Добежала до своей комнаты в общежитии, заскочила в спальню, плюхнулась на кровать и зашлась бурными рыданиями.
Боже мой! Сколько столетий я не выпускала влагу из глаз! Когда я вообще в последний раз плакала? Ах, да, на могиле матери…
… Помню тот злосчастный ноябрь – холод, что пробирался до внутренностей, ветер, что ледяными пальцами касался шеи, щек и ладоней… Свинцовое небо заволокло тучами, солнечные лучи золотистым дождиком прореживали густую небесную влагу. Казались бессмысленными украшениями, что светят, но, увы – не греют.
Душа словно заледенела, как и тело, как и мои чувства. Тогда, наверное, впервые в жизни я ощутила это опустошение. Эмоции ушли, как нечто ненужное… Любовь, нежность и тепло к близкому… Думала, они мне больше не понадобятся…
Мама закрыла глаза вчера… Закрыла и больше уже не открыла. Техничка в коридоре реанимации спросила:
– А ты к кому, доченька?
Я тихо назвала фамилию…
– А… она умерла…соболезную…
Меня пошатнуло, как на качелях, стена показалась твердой, но ледяной. Я оперлась и только выдыхала, словно рыба, выброшенная на берег.

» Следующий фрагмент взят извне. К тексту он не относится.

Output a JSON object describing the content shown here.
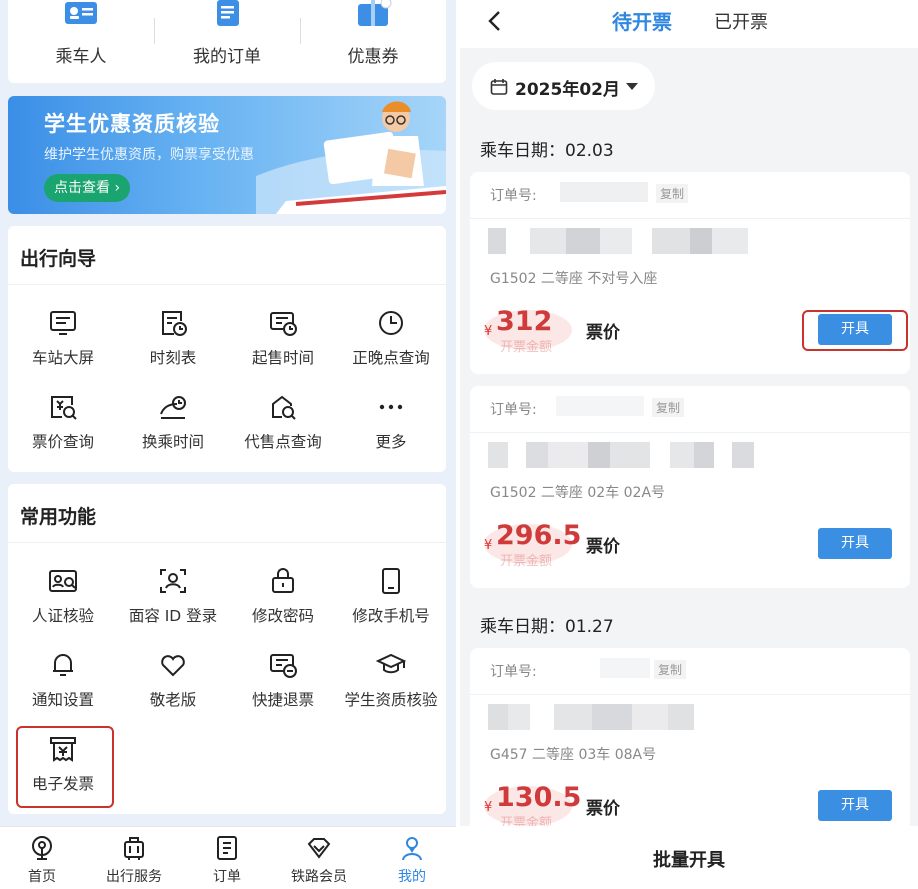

Мамины шершавые маленькие ладошки, глаза, исполненные любви и ласки… Все это осталось где-то в прошлом.
Наверное, тогда Олеся Авердина почти перестала хоть что-то чувствовать. Я не переживала из-за одиночества, душу грызла голодными челюстями боль потери и тоски по близости.
Я погоревала несколько месяцев, оставила теплые воспоминания и вышла на новый жизненный уровень.